Allemagne : la présidente de la CDU entre à la Défense
Annegret Kramp-Karrenbauer (AKK), présidente de la CDU, a été investie mardi nouvelle ministre allemande de la Défense. Elle succède ainsi à Ursula von der Leyen, qui a été élue à la tête de la Commission européenne. L'opposition s'est offusquée de la nomination d'AKK car jusqu'ici, celle-ci avait publiquement exclu d'accepter un portefeuille de ministre. Les commentateurs se demandent si AKK peut être la femme de la situation.
Un signal désastreux
Le quotidien Bild tance Annegret Kramp-Karrenbauer pour son revirement :
«Alors qu'elle briguait encore la présidence de la CDU, elle avait dit la chose suivante : 'Pour rien au monde on ne devrait créer l'impression de se servir d'un mandat comme d'un tremplin pour parvenir à une autre mandat au service de l'Etat. Ce serait proprement fatal.' C'est pourtant bien ce qu'AKK vient de faire, émettant du même coup un signal désastreux : mécontente de sa cote de popularité en tant que présidente de la CDU, par crainte de son concurrent Jens Spahn [ministre de la Santé incarnant l'aile droite de la CDU] en pleine ascension, on a l'impression qu'elle veut lui damer le pion en devenant elle-même ministre de la Défense. L'armée allemande, qui accumule les problèmes et compte 180.000 soldats, va être dirigée par une femme qui a toujours affirmé que la responsabilité de la direction de la CDU constituait à ses yeux la plus haute priorité.»

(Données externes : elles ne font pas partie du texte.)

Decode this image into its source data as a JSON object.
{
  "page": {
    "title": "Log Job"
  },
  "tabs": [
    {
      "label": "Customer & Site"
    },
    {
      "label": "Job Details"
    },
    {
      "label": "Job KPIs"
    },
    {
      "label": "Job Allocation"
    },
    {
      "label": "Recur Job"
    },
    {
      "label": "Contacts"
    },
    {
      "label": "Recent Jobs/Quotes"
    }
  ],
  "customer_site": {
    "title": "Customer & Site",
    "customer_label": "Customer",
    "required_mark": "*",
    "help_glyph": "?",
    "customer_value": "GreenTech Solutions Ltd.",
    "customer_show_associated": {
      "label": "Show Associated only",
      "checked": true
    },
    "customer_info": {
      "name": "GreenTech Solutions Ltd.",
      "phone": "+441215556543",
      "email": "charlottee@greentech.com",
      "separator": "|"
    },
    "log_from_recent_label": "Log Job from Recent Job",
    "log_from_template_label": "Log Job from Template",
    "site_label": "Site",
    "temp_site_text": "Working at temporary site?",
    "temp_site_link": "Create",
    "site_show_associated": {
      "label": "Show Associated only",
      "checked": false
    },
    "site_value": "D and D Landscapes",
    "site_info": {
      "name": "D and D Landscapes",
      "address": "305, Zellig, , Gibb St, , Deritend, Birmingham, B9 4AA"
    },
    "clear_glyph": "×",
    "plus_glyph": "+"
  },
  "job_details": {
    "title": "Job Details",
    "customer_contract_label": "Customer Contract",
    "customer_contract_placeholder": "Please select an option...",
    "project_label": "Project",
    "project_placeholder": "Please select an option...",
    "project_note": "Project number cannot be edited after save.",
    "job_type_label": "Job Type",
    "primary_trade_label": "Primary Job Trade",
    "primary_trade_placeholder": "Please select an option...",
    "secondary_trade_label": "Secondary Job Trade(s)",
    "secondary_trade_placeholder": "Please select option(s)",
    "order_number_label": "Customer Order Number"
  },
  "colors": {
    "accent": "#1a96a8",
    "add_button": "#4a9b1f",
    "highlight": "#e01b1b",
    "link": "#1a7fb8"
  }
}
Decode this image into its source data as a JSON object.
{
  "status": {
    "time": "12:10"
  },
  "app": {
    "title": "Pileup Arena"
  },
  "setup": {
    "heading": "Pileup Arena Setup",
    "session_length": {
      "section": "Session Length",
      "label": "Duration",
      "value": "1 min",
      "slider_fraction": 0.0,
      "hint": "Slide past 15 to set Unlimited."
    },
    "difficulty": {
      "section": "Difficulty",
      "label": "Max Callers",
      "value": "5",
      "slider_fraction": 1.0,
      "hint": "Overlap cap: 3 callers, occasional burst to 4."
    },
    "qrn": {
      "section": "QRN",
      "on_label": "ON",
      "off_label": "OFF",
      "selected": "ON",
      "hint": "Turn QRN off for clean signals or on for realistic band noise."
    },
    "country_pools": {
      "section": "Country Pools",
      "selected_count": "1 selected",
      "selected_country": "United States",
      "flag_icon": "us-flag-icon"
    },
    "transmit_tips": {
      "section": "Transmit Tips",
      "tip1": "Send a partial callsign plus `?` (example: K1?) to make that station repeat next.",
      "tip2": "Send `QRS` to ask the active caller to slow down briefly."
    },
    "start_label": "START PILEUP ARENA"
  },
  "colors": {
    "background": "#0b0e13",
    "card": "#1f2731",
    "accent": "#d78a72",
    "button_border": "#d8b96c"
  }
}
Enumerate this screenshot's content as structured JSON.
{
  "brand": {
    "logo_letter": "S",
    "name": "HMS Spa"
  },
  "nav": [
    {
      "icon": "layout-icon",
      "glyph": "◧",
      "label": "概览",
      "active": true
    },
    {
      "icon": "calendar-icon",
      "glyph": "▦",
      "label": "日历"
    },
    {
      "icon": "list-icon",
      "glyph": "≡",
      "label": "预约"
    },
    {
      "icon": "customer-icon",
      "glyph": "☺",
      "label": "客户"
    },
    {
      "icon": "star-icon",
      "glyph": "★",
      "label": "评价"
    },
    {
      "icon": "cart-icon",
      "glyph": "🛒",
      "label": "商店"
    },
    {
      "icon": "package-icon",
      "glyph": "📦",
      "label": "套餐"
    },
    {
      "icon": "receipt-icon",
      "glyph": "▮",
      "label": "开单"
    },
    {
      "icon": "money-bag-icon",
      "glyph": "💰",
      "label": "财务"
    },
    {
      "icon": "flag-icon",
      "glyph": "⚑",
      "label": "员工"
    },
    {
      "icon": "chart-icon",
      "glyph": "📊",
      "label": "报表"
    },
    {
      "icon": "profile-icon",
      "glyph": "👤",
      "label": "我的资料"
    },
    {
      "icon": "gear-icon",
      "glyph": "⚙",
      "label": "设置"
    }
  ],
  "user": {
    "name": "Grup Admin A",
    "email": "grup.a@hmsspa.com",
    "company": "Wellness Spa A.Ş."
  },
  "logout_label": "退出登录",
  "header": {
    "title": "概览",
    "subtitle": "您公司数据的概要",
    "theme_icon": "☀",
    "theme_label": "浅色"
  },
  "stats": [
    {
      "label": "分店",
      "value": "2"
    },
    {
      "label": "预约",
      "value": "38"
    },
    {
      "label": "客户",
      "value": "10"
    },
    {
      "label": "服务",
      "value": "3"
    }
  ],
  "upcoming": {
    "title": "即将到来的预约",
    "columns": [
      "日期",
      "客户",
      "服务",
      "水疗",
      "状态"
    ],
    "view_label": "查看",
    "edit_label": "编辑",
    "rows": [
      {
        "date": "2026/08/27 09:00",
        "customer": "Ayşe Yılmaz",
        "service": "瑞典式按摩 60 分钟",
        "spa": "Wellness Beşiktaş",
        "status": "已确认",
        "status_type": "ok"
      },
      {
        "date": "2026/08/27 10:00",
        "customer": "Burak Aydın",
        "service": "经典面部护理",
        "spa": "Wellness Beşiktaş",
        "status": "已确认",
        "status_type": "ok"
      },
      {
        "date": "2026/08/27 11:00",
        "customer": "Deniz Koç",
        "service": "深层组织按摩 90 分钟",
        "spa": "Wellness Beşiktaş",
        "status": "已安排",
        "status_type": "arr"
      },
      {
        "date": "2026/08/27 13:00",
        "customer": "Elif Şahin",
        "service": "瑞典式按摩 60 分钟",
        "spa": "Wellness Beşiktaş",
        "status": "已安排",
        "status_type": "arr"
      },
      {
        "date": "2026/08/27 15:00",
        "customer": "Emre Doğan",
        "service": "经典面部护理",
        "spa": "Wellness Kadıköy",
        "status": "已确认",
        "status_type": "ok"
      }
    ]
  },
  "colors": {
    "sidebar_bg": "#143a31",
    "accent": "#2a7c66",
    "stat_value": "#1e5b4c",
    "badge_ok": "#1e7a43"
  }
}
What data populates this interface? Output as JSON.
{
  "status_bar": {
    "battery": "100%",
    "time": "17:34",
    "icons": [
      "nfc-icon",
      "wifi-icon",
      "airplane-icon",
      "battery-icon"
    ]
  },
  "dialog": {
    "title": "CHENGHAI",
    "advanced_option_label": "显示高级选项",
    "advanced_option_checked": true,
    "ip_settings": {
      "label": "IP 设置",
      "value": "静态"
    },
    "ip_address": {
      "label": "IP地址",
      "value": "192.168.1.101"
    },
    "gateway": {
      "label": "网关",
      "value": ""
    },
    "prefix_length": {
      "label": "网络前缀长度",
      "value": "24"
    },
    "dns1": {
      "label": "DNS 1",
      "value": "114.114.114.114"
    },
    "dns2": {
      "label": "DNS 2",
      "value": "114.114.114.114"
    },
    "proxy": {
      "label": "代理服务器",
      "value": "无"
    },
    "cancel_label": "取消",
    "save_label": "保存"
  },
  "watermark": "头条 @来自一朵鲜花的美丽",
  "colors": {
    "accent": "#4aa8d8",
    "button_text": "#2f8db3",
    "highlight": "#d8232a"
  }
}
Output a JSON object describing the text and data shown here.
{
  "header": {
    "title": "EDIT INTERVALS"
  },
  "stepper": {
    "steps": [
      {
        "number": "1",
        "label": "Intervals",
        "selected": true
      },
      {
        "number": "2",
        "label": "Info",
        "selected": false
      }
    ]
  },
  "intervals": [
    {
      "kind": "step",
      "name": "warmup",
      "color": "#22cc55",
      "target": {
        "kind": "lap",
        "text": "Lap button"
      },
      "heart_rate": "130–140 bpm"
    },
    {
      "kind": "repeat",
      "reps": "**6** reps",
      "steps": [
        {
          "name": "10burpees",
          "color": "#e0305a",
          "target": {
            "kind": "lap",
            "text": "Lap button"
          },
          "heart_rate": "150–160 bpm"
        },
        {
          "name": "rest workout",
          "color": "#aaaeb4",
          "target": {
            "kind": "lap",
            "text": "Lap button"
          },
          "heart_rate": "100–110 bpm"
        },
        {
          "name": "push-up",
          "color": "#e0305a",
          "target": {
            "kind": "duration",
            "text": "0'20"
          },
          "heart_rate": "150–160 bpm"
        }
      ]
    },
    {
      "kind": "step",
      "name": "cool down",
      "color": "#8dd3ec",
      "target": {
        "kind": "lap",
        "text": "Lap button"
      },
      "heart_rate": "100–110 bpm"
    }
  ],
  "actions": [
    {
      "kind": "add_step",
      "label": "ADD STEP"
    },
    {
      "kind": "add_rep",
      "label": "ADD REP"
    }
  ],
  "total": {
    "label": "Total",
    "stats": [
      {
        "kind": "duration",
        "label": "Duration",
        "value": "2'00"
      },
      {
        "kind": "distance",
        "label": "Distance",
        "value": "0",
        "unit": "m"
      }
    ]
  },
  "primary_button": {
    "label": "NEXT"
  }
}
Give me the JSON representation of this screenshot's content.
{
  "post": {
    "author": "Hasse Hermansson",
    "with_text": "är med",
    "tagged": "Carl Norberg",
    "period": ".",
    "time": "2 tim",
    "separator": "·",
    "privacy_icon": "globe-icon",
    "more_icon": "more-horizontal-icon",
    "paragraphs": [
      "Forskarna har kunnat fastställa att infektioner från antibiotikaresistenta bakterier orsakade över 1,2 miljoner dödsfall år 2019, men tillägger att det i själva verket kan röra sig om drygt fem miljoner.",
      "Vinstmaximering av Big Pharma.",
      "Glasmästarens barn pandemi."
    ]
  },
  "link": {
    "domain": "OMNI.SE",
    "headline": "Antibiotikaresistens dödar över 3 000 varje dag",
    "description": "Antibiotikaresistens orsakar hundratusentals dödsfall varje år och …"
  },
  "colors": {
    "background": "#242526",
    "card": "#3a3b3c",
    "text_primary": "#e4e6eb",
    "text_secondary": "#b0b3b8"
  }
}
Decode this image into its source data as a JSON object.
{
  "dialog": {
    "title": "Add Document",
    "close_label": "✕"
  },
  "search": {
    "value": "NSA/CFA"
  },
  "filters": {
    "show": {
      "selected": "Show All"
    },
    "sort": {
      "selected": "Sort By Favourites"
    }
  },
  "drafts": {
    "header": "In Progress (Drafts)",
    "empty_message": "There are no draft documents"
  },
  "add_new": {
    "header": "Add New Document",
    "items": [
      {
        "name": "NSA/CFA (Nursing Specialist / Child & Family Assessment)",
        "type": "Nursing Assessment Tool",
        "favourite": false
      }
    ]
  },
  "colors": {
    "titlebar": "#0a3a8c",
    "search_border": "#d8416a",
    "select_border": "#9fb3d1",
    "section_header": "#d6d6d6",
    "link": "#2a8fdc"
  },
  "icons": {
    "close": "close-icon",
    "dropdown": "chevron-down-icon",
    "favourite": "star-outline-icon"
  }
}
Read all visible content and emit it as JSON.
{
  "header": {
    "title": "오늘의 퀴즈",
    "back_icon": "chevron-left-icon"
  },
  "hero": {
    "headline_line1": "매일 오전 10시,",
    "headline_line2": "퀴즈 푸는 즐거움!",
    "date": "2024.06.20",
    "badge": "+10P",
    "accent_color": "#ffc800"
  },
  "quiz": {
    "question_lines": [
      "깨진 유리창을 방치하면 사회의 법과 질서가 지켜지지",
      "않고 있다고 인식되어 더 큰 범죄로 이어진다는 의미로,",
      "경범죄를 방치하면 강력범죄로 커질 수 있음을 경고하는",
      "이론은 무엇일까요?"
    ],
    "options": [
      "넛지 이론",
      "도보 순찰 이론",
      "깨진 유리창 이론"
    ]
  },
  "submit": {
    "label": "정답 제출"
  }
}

AKK ne peut que mieux faire
Annegret Kramp-Karrenbauer se gardera bien de répéter les erreurs de sa devancière, observe Neue Zürcher Zeitung :
«Depuis que celle qui l'a précédée avait déploré une 'attitude problématique' généralisée parmi les troupes, cela en était fait de sa réputation aux yeux des soldats. Il y avait certes eu d'inquiétants épisodes d'extrême droite [glorification du nazisme], mais le discrédit généralisé publiquement jeté sur les troupes était mal passé. Dans une première brève allocution prononcée mercredi, AKK a montré qu'elle avait pleinement conscience de cet écueil. Elle n'a pratiquement parlé que des soldats, et souligné que leur bien-être était la plus haute priorité. 'En cet instant, mes pensées vont surtout vers les hommes et les femmes qui participent actuellement à des opérations', a-t-elle déclaré. Si la ministre réussit, dans les semaines et les mois à venir, à poursuivre dans cet esprit, tout devrait bien se passer pour elle.»
Un premier test difficile
Le portefeuille de la Défense sera la première grande épreuve pour celle qui est pressentie pour reprendre le flambeau d'Angela Merkel, analyse Večernji list :
«L'opinion allemande attend beaucoup d'Annegret Kramp-Karrenbauer : tout d'abord qu'elle soit prête à prendre le relais de Merkel quand celle-ci se retirera de la vie politique, au plus tard en 2021. ... Le ministère de la Défense est un maroquin difficile et l'opinion allemande observera de très près comment Kramp-Karrenbauer s'en sortira. L'armée allemande souffre d'un budget trop faible, ce qui a valu des critiques au travail de sa prédécesseure à ce poste, Ursula von der Leyen. C'est donc une patate chaude qui vient d'être refilée à Kramp-Karrenbauer.»